Before the actors in Candide set foot on stage, a crew of nine people work to materialize the world the opera takes place in by dressing the stage with sets and props.
Chautauqua Opera Company’s production team works on lighting, construction, prop building, video and sound, and everything is built in-house “from the ground up,” said J.P. Woodey, technical director.
Chautauqua Opera will present its final performance of Candide at 7:30 p.m. Monday, July 30, in Norton Hall. From the German chocolate cake the Baroness eats on stage to the placing of Cunegonde’s couch for the number “Glitter and be Gay,” every set piece in on the Candide stage to further the story.
In the opera from Leonard Bernstein, Candide, his love, Cunegonde, and the supporting characters travel around the world. The story starts in Westphalia, Germany, and Candide eventually travels to France, Portugal, Spain, Montevideo, Eldorado and Venice.
To orient the audience to the ever-changing landscapes in Candide, projections with the locations are casted on a screen that spans the entire length of the stage. The vignette on the screen was hand-painted on the Norton stage, Woodey said.
Woodey’s favorite piece is a hot air balloon that makes an appearance in Act Two, Scene Four. A significant amount of planning went in to make sure the rig was safe.
The stage in Norton Hall runs on a manual counterweight fly system, which means an equal amount of weight has to be applied on the ground level for everything lowered onto the stage from the rafters. When the two actors are in the balloon, which has a wooden top and a steel basket, the total weight is equal to about 800 pounds. Sandbags are attached to the balloon to make it heavier, and it takes two people to operate.

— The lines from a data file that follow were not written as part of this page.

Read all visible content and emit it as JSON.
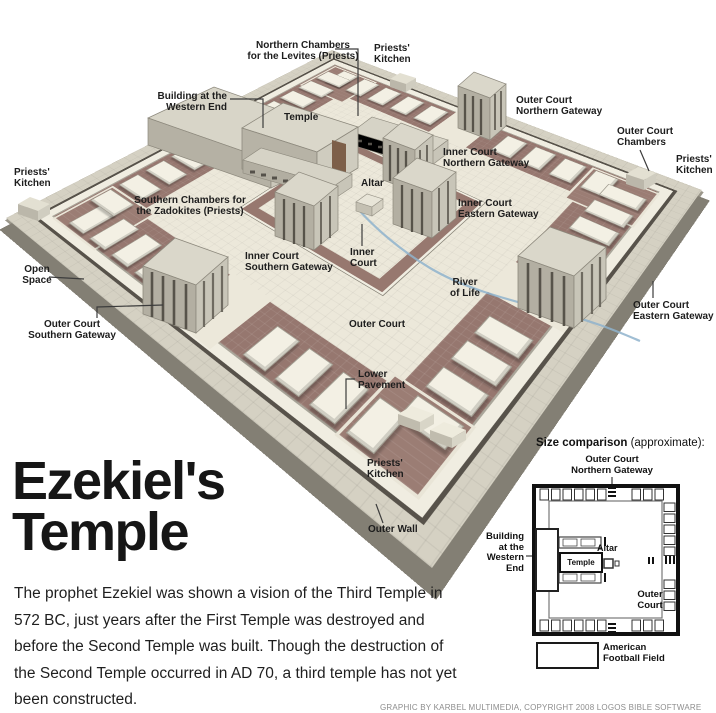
{
  "title": {
    "line1": "Ezekiel's",
    "line2": "Temple"
  },
  "intro": "The prophet Ezekiel was shown a vision of the Third Temple in 572 BC, just years after the First Temple was destroyed and before the Second Temple was built. Though the destruction of the Second Temple occurred in AD 70, a third temple has not yet been constructed.",
  "credit": "GRAPHIC BY KARBEL MULTIMEDIA, COPYRIGHT 2008 LOGOS BIBLE SOFTWARE",
  "colors": {
    "pavement": "#96776f",
    "court": "#ece8da",
    "slab": "#d5d1c3",
    "river": "#8fb3cd",
    "building_top": "#d8d5c8",
    "building_left": "#b5b1a4",
    "building_right": "#cbc8bb",
    "edge": "#57524a"
  },
  "labels": {
    "northern_chambers": {
      "l1": "Northern Chambers",
      "l2": "for the Levites (Priests)"
    },
    "priests_kitchen": {
      "l1": "Priests'",
      "l2": "Kitchen"
    },
    "building_western_end": {
      "l1": "Building at the",
      "l2": "Western End"
    },
    "temple": "Temple",
    "outer_court_northern_gateway": {
      "l1": "Outer Court",
      "l2": "Northern Gateway"
    },
    "outer_court_chambers": {
      "l1": "Outer Court",
      "l2": "Chambers"
    },
    "inner_court_northern_gateway": {
      "l1": "Inner Court",
      "l2": "Northern Gateway"
    },
    "altar": "Altar",
    "inner_court_eastern_gateway": {
      "l1": "Inner Court",
      "l2": "Eastern Gateway"
    },
    "southern_chambers": {
      "l1": "Southern Chambers for",
      "l2": "the Zadokites (Priests)"
    },
    "inner_court_southern_gateway": {
      "l1": "Inner Court",
      "l2": "Southern Gateway"
    },
    "inner_court": {
      "l1": "Inner",
      "l2": "Court"
    },
    "river_of_life": {
      "l1": "River",
      "l2": "of Life"
    },
    "open_space": {
      "l1": "Open",
      "l2": "Space"
    },
    "outer_court_southern_gateway": {
      "l1": "Outer Court",
      "l2": "Southern Gateway"
    },
    "outer_court": "Outer Court",
    "outer_court_eastern_gateway": {
      "l1": "Outer Court",
      "l2": "Eastern Gateway"
    },
    "lower_pavement": {
      "l1": "Lower",
      "l2": "Pavement"
    },
    "outer_wall": "Outer Wall"
  },
  "inset": {
    "title_bold": "Size comparison",
    "title_rest": " (approximate):",
    "outer_court_northern_gateway": {
      "l1": "Outer Court",
      "l2": "Northern Gateway"
    },
    "building_western_end": {
      "l1": "Building",
      "l2": "at the",
      "l3": "Western",
      "l4": "End"
    },
    "temple": "Temple",
    "altar": "Altar",
    "outer_court": {
      "l1": "Outer",
      "l2": "Court"
    },
    "football": {
      "l1": "American",
      "l2": "Football Field"
    }
  }
}
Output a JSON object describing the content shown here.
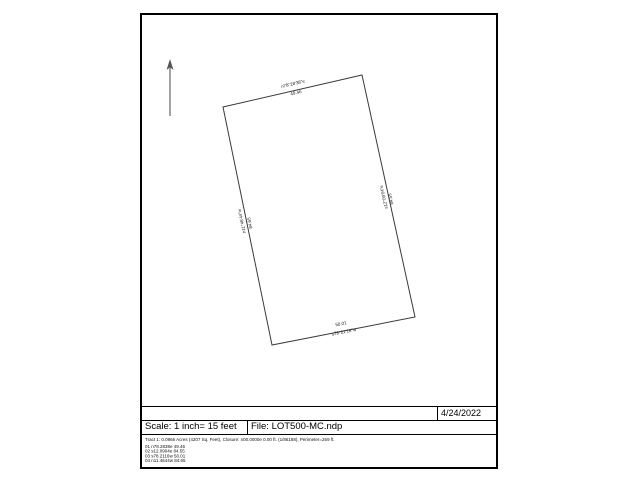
{
  "titleblock": {
    "date": "4/24/2022",
    "scale": "Scale: 1 inch= 15 feet",
    "file": "File: LOT500-MC.ndp",
    "tract_summary": "Tract 1: 0.0966 Acres (4207 Sq. Feet), Closure: n00.0000e 0.00 ft. (1/86188), Perimeter=269 ft.",
    "traverse": [
      "01 n78.2838e 49.46",
      "02 s12.0904e 84.55",
      "03 s78.2116w 50.01",
      "04 n11.4644w 84.65"
    ]
  },
  "parcel": {
    "sides": [
      {
        "bearing": "n78°28'38\"e",
        "distance": "49.46"
      },
      {
        "bearing": "s12°09'04\"e",
        "distance": "84.55"
      },
      {
        "bearing": "s78°21'16\"w",
        "distance": "50.01"
      },
      {
        "bearing": "n11°46'44\"w",
        "distance": "84.65"
      }
    ]
  },
  "icons": {
    "north_arrow": "north-arrow"
  }
}
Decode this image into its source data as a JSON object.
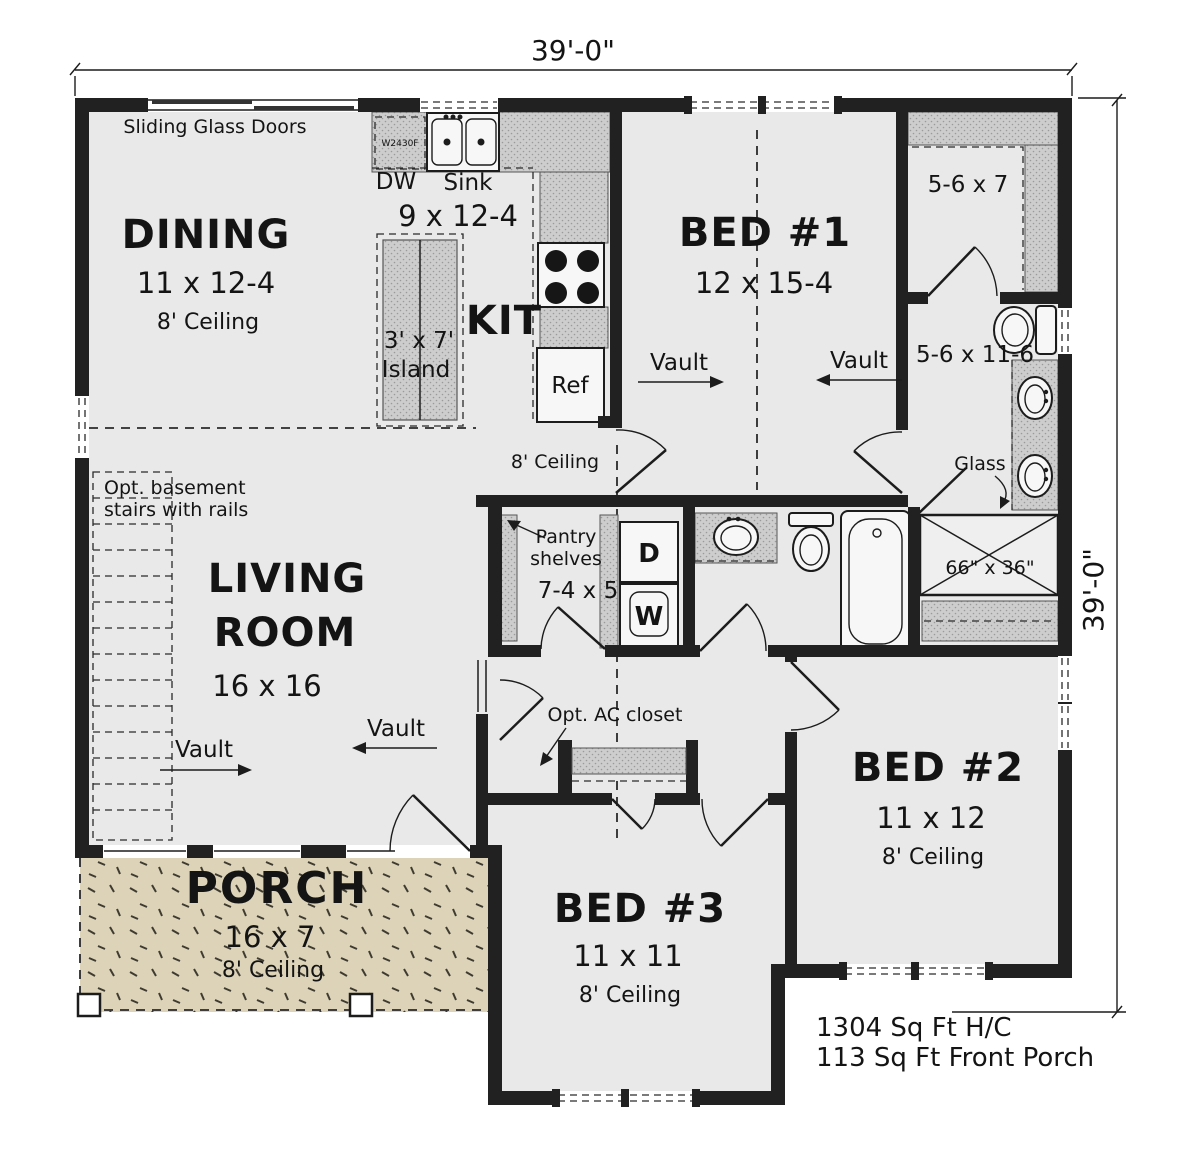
{
  "dimensions": {
    "width_label": "39'-0\"",
    "height_label": "39'-0\""
  },
  "totals": {
    "heated": "1304 Sq Ft H/C",
    "front_porch": "113 Sq Ft Front Porch"
  },
  "rooms": {
    "dining": {
      "name": "DINING",
      "size": "11 x 12-4",
      "ceiling": "8' Ceiling"
    },
    "kitchen": {
      "name": "KIT",
      "size": "9 x 12-4",
      "dw": "DW",
      "sink": "Sink",
      "island_size": "3' x 7'",
      "island": "Island",
      "ref": "Ref",
      "cabinet": "W2430F"
    },
    "living": {
      "name_line1": "LIVING",
      "name_line2": "ROOM",
      "size": "16 x 16"
    },
    "hall": {
      "ceiling": "8' Ceiling"
    },
    "bed1": {
      "name": "BED #1",
      "size": "12 x 15-4"
    },
    "bed2": {
      "name": "BED #2",
      "size": "11 x 12",
      "ceiling": "8' Ceiling"
    },
    "bed3": {
      "name": "BED #3",
      "size": "11 x 11",
      "ceiling": "8' Ceiling"
    },
    "porch": {
      "name": "PORCH",
      "size": "16 x 7",
      "ceiling": "8' Ceiling"
    },
    "closet": {
      "size": "5-6 x 7"
    },
    "bath": {
      "size": "5-6 x 11-6",
      "glass": "Glass",
      "shower_size": "66\" x 36\""
    },
    "laundry": {
      "size": "7-4 x 5",
      "pantry_line1": "Pantry",
      "pantry_line2": "shelves",
      "dryer": "D",
      "washer": "W"
    }
  },
  "annotations": {
    "sliding_doors": "Sliding Glass Doors",
    "stairs_line1": "Opt. basement",
    "stairs_line2": "stairs with rails",
    "ac_closet": "Opt. AC closet",
    "vault": "Vault"
  },
  "colors": {
    "wall": "#212121",
    "floor": "#e9e9e9",
    "porch": "#dcd3b8",
    "counter": "#cdcdcd",
    "background": "#ffffff"
  }
}
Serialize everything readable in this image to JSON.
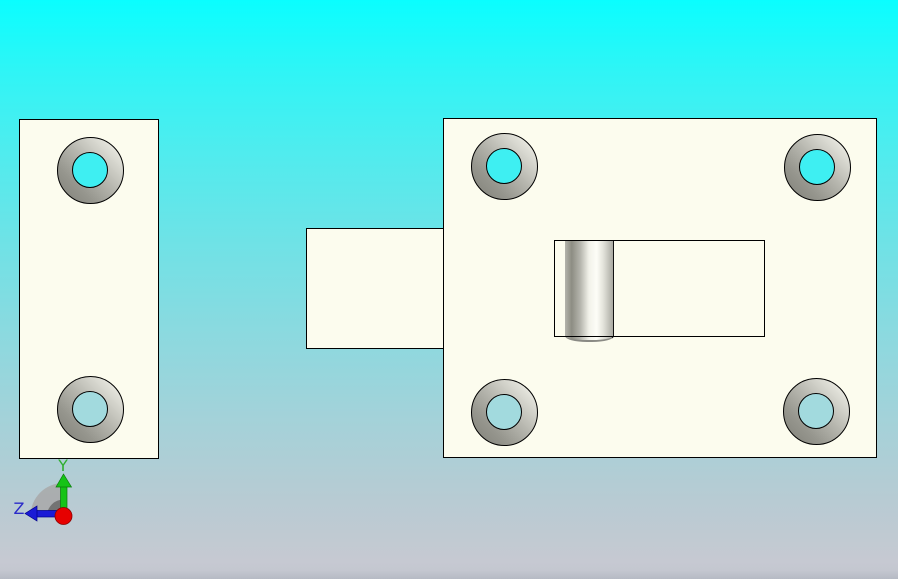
{
  "viewport": {
    "axis_triad": {
      "y_label": "Y",
      "z_label": "Z",
      "y_axis_color": "#16c316",
      "z_axis_color": "#1a1ad6",
      "origin_dot_color": "#e60000",
      "rotation_fan_outer_color": "#a8a8a8",
      "rotation_fan_inner_color": "#6d6d6d"
    },
    "colors": {
      "background_top": "#0afeff",
      "background_bottom": "#c6c9d2",
      "part_fill": "#fcfcee",
      "edge_outline": "#000000",
      "countersink_shadow": "#7f7f77",
      "countersink_highlight": "#f0f0e8",
      "hole_show_through_top": "#3eeff2",
      "hole_show_through_bottom": "#a2dade",
      "bolt_knob_highlight": "#fdfdf7",
      "bolt_knob_shadow": "#8d8d83"
    },
    "part_counts": {
      "countersunk_holes_left_plate": 2,
      "countersunk_holes_latch_body": 4
    }
  }
}
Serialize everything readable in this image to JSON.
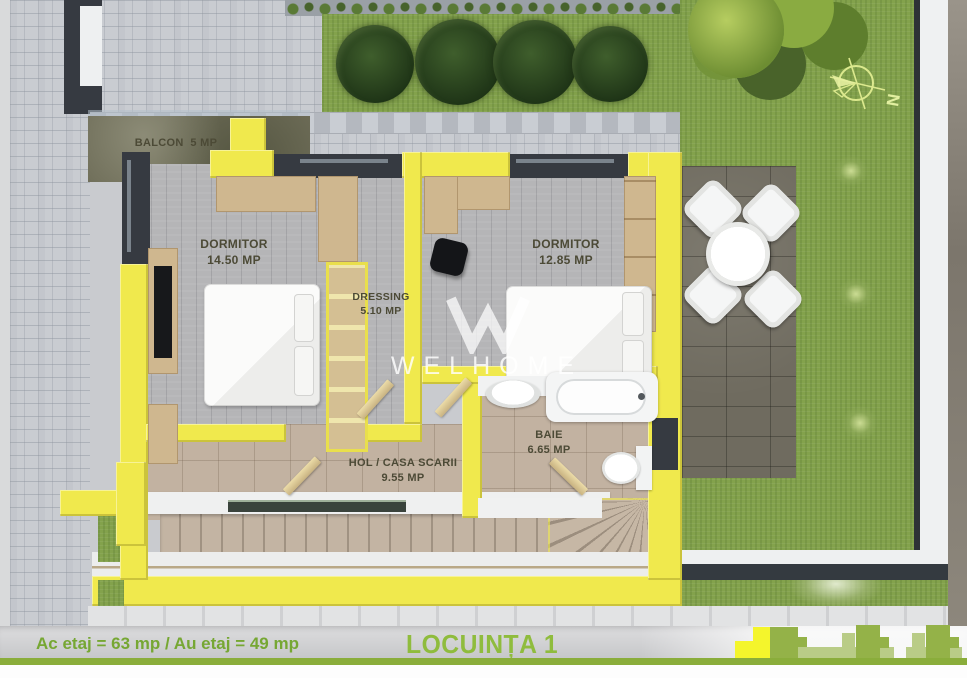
{
  "plan": {
    "rooms": {
      "balcon": {
        "name": "BALCON",
        "area": "5 MP"
      },
      "dormitor1": {
        "name": "DORMITOR",
        "area": "14.50 MP"
      },
      "dressing": {
        "name": "DRESSING",
        "area": "5.10 MP"
      },
      "dormitor2": {
        "name": "DORMITOR",
        "area": "12.85 MP"
      },
      "baie": {
        "name": "BAIE",
        "area": "6.65 MP"
      },
      "hol": {
        "name": "HOL / CASA SCARII",
        "area": "9.55 MP"
      }
    },
    "compass": {
      "label": "N"
    },
    "watermark": {
      "text": "WELHOME"
    }
  },
  "footer": {
    "area_summary": "Ac etaj = 63 mp / Au  etaj = 49 mp",
    "unit_title": "LOCUINȚA 1"
  },
  "colors": {
    "wall_yellow": "#f0e94d",
    "accent_green": "#8aad3b",
    "logo_highlight_yellow": "#f4f52c",
    "grass_green": "#83a24c",
    "label_olive": "#4c4a36"
  }
}
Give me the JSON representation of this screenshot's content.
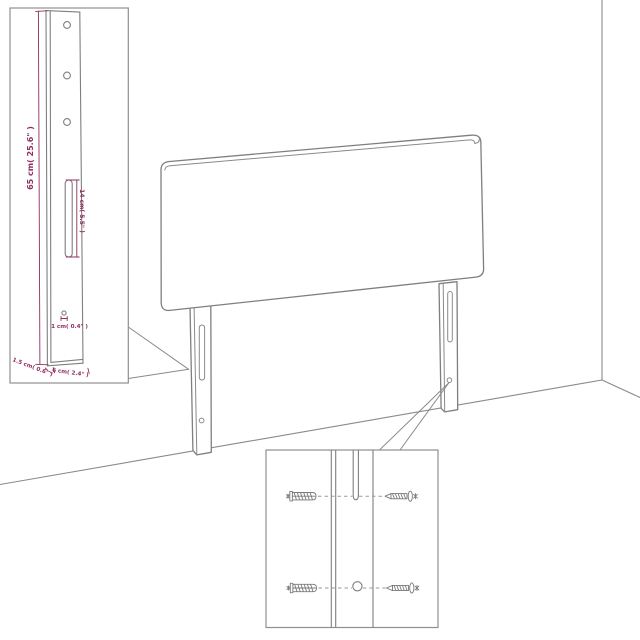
{
  "diagram": {
    "title": "headboard wall-mounting assembly diagram",
    "background": "#ffffff",
    "colors": {
      "linework": "#7f7f7f",
      "inset_border": "#8f8f8f",
      "dimension_accent": "#8e2f5e"
    },
    "dimension_labels": {
      "leg_height": "65 cm( 25.6\" )",
      "slot_length": "14 cm( 5.5\" )",
      "hole_diameter": "1 cm( 0.4\" )",
      "leg_thickness": "1.5 cm( 0.6\" )",
      "leg_width": "6 cm( 2.4\" )"
    },
    "icons": {
      "wall_plug": "wall-plug-icon",
      "screw": "screw-icon"
    },
    "counts": {
      "leg_top_holes": 3,
      "hardware_rows": 2
    }
  }
}
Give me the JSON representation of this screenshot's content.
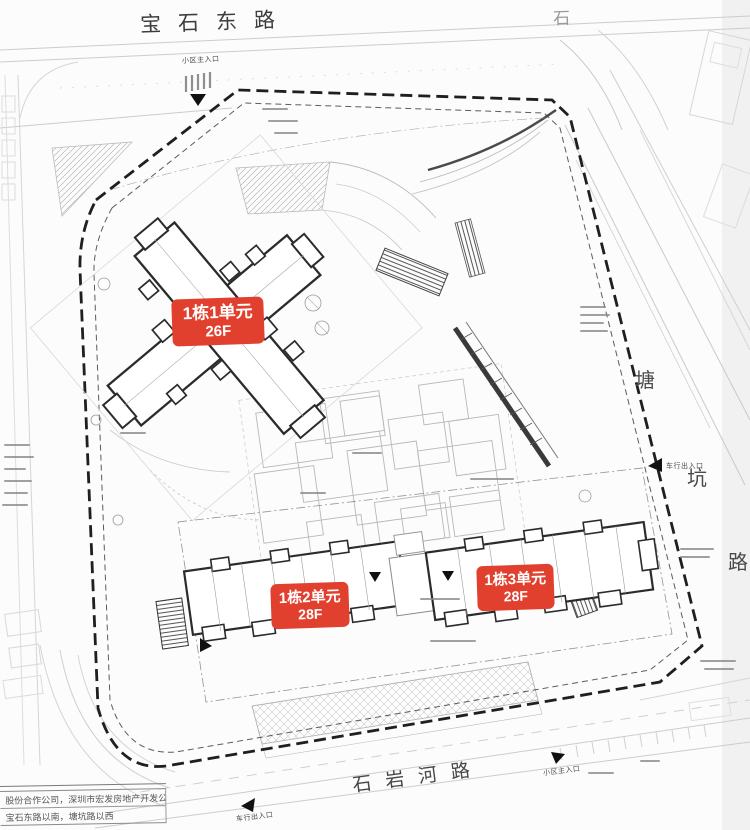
{
  "roads": {
    "top_label": "宝石东路",
    "top_right_partial_label": "石",
    "right_label_chars": [
      "塘",
      "坑",
      "路"
    ],
    "bottom_label": "石岩河路"
  },
  "building_labels": [
    {
      "name": "1栋1单元",
      "floors": "26F"
    },
    {
      "name": "1栋2单元",
      "floors": "28F"
    },
    {
      "name": "1栋3单元",
      "floors": "28F"
    }
  ],
  "entrance_labels": {
    "top": "小区主入口",
    "right": "车行出入口",
    "bottom_left": "车行出入口",
    "bottom_right": "小区主入口"
  },
  "title_block": {
    "row1": "股份合作公司，深圳市宏发房地产开发公司",
    "row2": "宝石东路以南，塘坑路以西"
  },
  "colors": {
    "annotation_red": "#e2402e",
    "drawing_dark": "#2b2b2b",
    "drawing_light": "#c9c9c9"
  }
}
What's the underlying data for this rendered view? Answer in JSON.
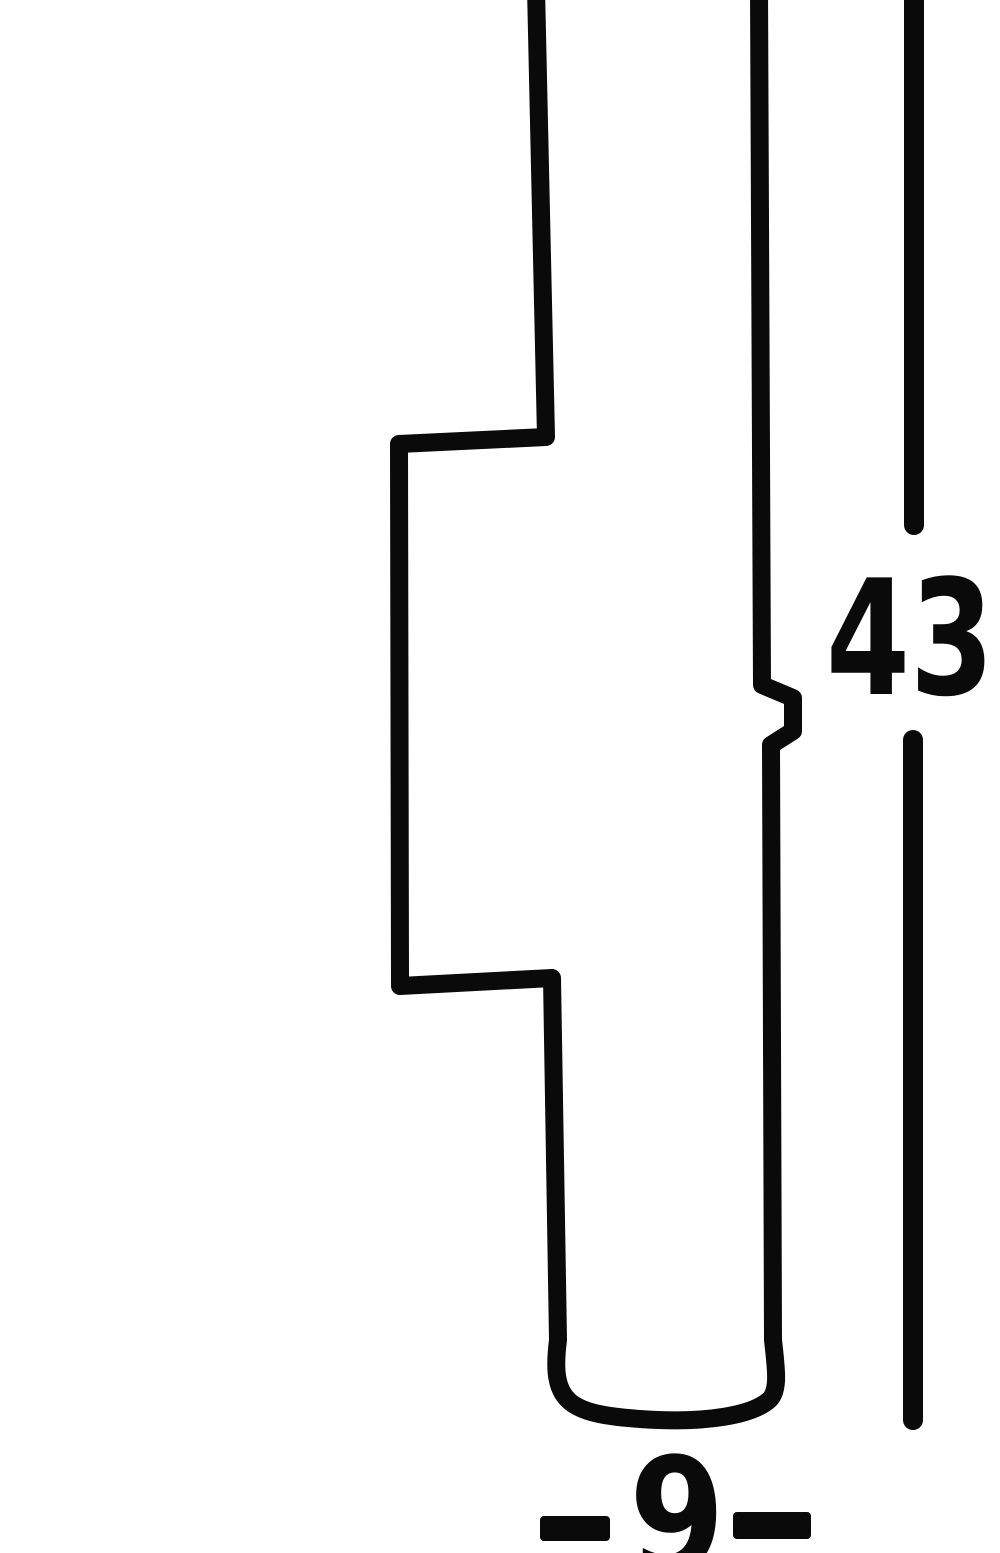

To ensure the actors’ safety, the production crew also uses a redundancy strategy. Though two cables could support the weight of the balloon when it rises, there are two more in place in case something fails.
Among the biggest projects the production team took on for Candide was the building of the stage. Before the 2018 season began, the orchestra pit was covered. The orchestra now sits at the back of the stage, and the action in the opera is pushed closer to the audience, Woodey said.
The crew also built a raked stage, which took about a week to build. A raked stage is one that sits at an incline.
This style of stage was popular during the 19th century and is also where the terms upstage and downstage are derived from. A raked stage creates an illusion of depth and a sense of perspective when multiple people are in the audience’s view, Woodey said.
Candide features some small props that add to the comedic element of the opera, Woodey said. Instead of making a boat for Candide and Paquette to sit in, a small boat carved from wood and painted is passed from character to character to signify the journey.
“It helps feed the story,” Woodey said. “It embellishes what the lyricists to librettists have done.”
During “Glitter and be Gay,” Cunegonde puts on an abundance of jewels, which shows her socioeconomic status. The props and set scenery for different characters can give the audience a glimpse into their social class.
“You wouldn’t have a peasant walking around with a Louis Vuitton bag unless it was necessary to the story,” Woodey said.
All in all, the fundamentals of creating the space are all about taking every seat in the house into consideration.
“The person in the back row has to see just as well as the person in the front row,” Woodey said.